The upgrade path is non-destructive: services migrate one at a time, the Atlas Operator CRD changes from passwordSecretRef to oidcAuthType, and the ESO ExternalSecret for that service’s MongoDB password gets removed. Full parity with RDS in terms of stored credentials: zero.


Lessons from Designing This

A few things I’d tell myself at the start:

Write the ADR before the RFC. I wrote the RFC first and iterated on it extensively. The ADR forced me to commit to specific decisions and document rejected alternatives — that discipline would have shortened the RFC process.

Validate what actually exists before designing what you need. I assumed Atlas Identity Federation was configured. It wasn’t. I assumed RDS IAM auth needed to be enabled.

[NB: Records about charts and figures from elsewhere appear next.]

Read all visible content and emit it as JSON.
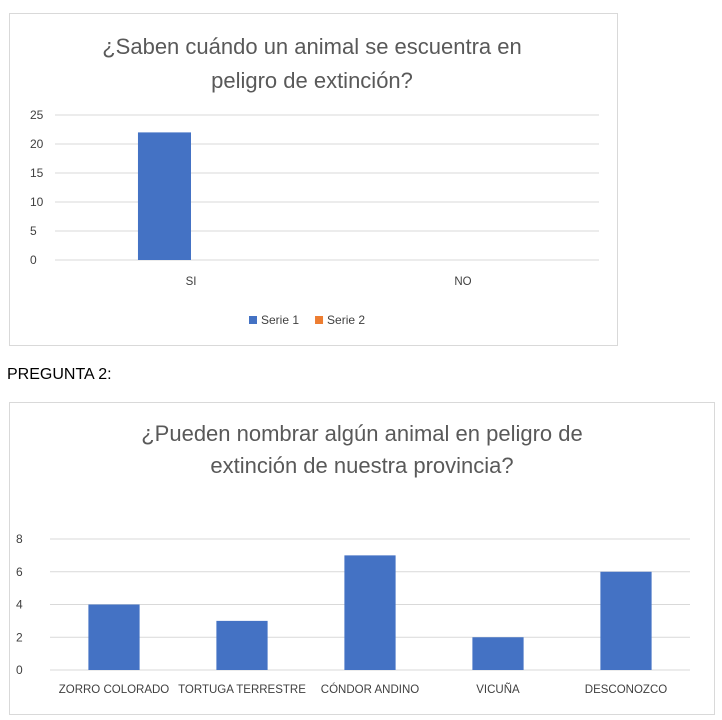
{
  "heading": "PREGUNTA 2:",
  "chart_data": [
    {
      "type": "bar",
      "title": "¿Saben cuándo un animal se escuentra en peligro de extinción?",
      "title_lines": [
        "¿Saben cuándo un animal se escuentra en",
        "peligro de extinción?"
      ],
      "categories": [
        "SI",
        "NO"
      ],
      "series": [
        {
          "name": "Serie 1",
          "values": [
            22,
            0
          ],
          "color": "#4472C4"
        },
        {
          "name": "Serie 2",
          "values": [
            0,
            0
          ],
          "color": "#ED7D31"
        }
      ],
      "ylim": [
        0,
        25
      ],
      "yticks": [
        0,
        5,
        10,
        15,
        20,
        25
      ],
      "grid": true,
      "legend": "bottom"
    },
    {
      "type": "bar",
      "title": "¿Pueden nombrar algún animal en peligro de extinción de nuestra provincia?",
      "title_lines": [
        "¿Pueden nombrar algún animal en peligro de",
        "extinción de nuestra provincia?"
      ],
      "categories": [
        "ZORRO COLORADO",
        "TORTUGA TERRESTRE",
        "CÓNDOR ANDINO",
        "VICUÑA",
        "DESCONOZCO"
      ],
      "series": [
        {
          "values": [
            4,
            3,
            7,
            2,
            6
          ],
          "color": "#4472C4"
        }
      ],
      "ylim": [
        0,
        8
      ],
      "yticks": [
        0,
        2,
        4,
        6,
        8
      ],
      "grid": true,
      "legend": "none"
    }
  ]
}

It was already on. Checking the actual state of your infrastructure before writing the design doc saves you from building on false assumptions.

The management plane and delivery plane are separate problems. MongoDB and RDS have different management tools — that’s fine. What matters is that the delivery interface to services is identical. Uniform delivery enables uniform service configuration, which enables uniform operations.

The full RFC and ADR for this design are available at github.com/OrenOren1/db-access-least-privilege — genericised for reuse.


Conclusion

Shared database admin credentials are a solved problem. The tooling to fix it — Kubernetes operators, ESO, IRSA, IAM DB auth — is mature, well-documented, and probably already running in your cluster. The work is in the design: defining the role taxonomy, tracing the credential delivery chain, building the migration strategy, and getting the governance model right.

The hardest part isn’t the technology. It’s convincing your team to treat “the admin credential works fine” as the security debt it actually is — before something forces the conversation.